Barry Munday (LA): Patrick Wilson's titular slob sluts around with girl too many, winding up eunuched -- but not before becoming a father-to-be with Judy Greer. Long story, which is presumably why it needed a feature-length comedy.
Brutal Beauty (LA): Documentary profiling Portland's bruising women's roller-derby league, the Rose City Rollers.
Chain Letter (limited): Fanning out over about 400 screens, Nikki Reed headlines the horror flick about the bad things that happen to people who don't follow through with certain epistolary demands. (Insert theremin soundtrack here, maybe a swinging ax sound effect, or something.)
Douchebag (NYC): Grubby Sundance alumnus about a groom-to-be and the friend who complicates the immediate lead-up to his wedding.
Freakonomics (limited): Omnibus documentary adaptation of the bestselling book about the "hidden side of everything." (See Movieline's full review here.)

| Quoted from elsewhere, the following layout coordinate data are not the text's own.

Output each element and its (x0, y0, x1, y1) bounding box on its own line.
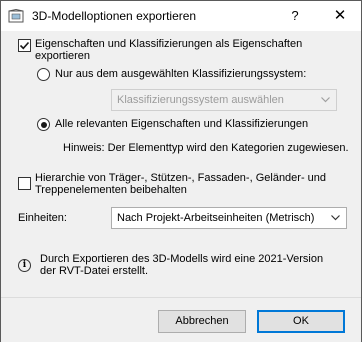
ok-button[interactable]: OK (257, 310, 345, 333)
cancel-button[interactable]: Abbrechen (158, 310, 246, 333)
close-button[interactable]: ✕ (319, 1, 361, 31)
help-button[interactable]: ? (277, 1, 313, 31)
radio-all-properties[interactable] (37, 118, 50, 131)
radio-selected-classification[interactable] (37, 68, 50, 81)
keep-hierarchy-label: Hierarchie von Träger-, Stützen-, Fassad… (35, 172, 327, 184)
title-bar: 3D-Modelloptionen exportieren ? ✕ (1, 1, 361, 31)
info-text-line2: der RVT-Datei erstellt. (40, 265, 149, 277)
export-properties-label: Eigenschaften und Klassifizierungen als … (35, 38, 303, 50)
units-select-value: Nach Projekt-Arbeitseinheiten (Metrisch) (117, 212, 315, 224)
app-icon (8, 9, 24, 23)
checkmark-icon (19, 41, 30, 50)
radio-dot (40, 121, 47, 128)
export-options-dialog: 3D-Modelloptionen exportieren ? ✕ Eigens… (0, 0, 362, 342)
export-properties-label-line2: exportieren (35, 50, 91, 62)
classification-system-select[interactable]: Klassifizierungssystem auswählen (111, 89, 337, 111)
info-icon: i (18, 259, 31, 272)
chevron-down-icon (331, 215, 340, 221)
window-title: 3D-Modelloptionen exportieren (32, 9, 197, 23)
classification-system-select-value: Klassifizierungssystem auswählen (117, 94, 284, 106)
units-label: Einheiten: (18, 212, 67, 224)
info-text-line1: Durch Exportieren des 3D-Modells wird ei… (40, 253, 324, 265)
keep-hierarchy-label-line2: Treppenelementen beibehalten (35, 184, 187, 196)
keep-hierarchy-checkbox[interactable] (18, 177, 31, 190)
chevron-down-icon (321, 97, 330, 103)
radio-selected-classification-label: Nur aus dem ausgewählten Klassifizierung… (55, 68, 307, 80)
radio-all-properties-label: Alle relevanten Eigenschaften und Klassi… (55, 118, 309, 130)
export-properties-checkbox[interactable] (18, 39, 31, 52)
hint-text: Hinweis: Der Elementtyp wird den Kategor… (63, 142, 349, 154)
units-select[interactable]: Nach Projekt-Arbeitseinheiten (Metrisch) (111, 207, 347, 229)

The Freebie (LA): Nifty, unpredictable drama directed by and starring Katie Aselton as a wife who attempts to spice up her marriage to Dax Shepard by agreeing to open it up to other partners for a night.
The Girl (LA): Swedish import chronicling the titular character in her coming-of-age while her drunken aunt neglects her and her naivete about her small-town surroundings gradually falls away.
Hatchet II (limited): Unrated! Splatter! Sequel! Raarrrgggghhh.
Hot Summer Days (NYC): Semi-comedic, Altmanesque ensemble tale of love, longing, loathing and more during the hottest day of the Hong Kong summer.
Howl (LA): Half-biopic/half-on-the-nose adaptation of Allen Ginsberg's seminal poem and the First Amendment firestorm around it. (See Movieline's full review here.)
The Hungry Ghosts (NYC): Making his screen directing debut, Michael Imperioli recruits his former Sopranos-mate Steve Schirippa as a strung-out talk-radio host traversing the underbelly of New York in search of his son.
Ip Man (NYC): Hyped-up, period-set, action-flick biopic about the father of Wing Chun martial arts (and the mentor responsible for Bruce Lee).
Is It Just Me? (NYC): According to our very own Michelle Orange, "Is It Just Me? is essentially a homosexually cast retread of the mistaken-identity love-triangle film The Truth About Cats And Dogs." You know you want it.
Leaving (NY, LA): Affluent doctor's wife Kristin Scott Thomas falls into an affair with a Spanish ex-con; passionate trysts and slow slides into trouble ensue. (See Movieline's full review here.)
Nuremberg (NYC): Landmark post-WWII documentary about the landmark war-crimes trial finally emerges onscreen -- remastered -- 60 years after its completion.
Release (NYC): Prison melodrama about a priest and an inmate struggling to carry on their secret love affair. Hotttt.
S&Man (NYC): Documentary examining the makers, purveyors and general sub-culture surrounding the genre of pervy, no-budget, exploitation cinema.
Speed-Dating (NYC): Light-hearted if genre-hopping tale of three pals coming to terms with their cavalier love lives after hitting it big on the speed-dating circuit.
The Temptation of St. Tony (LA): Estonian mind-blower (in gorgeous black and white) about a man's discovery that being good really isn't all its cracked up to be. And honestly, being bad isn't much better either. Utterly insane.
Zenith (NYC): Brooklyn and Queens stand in for a futuristic dystopia where everyone's genetically engineered for happiness and all anyone wants to do is try is another emotion for once. Scientology metaphors, anyone?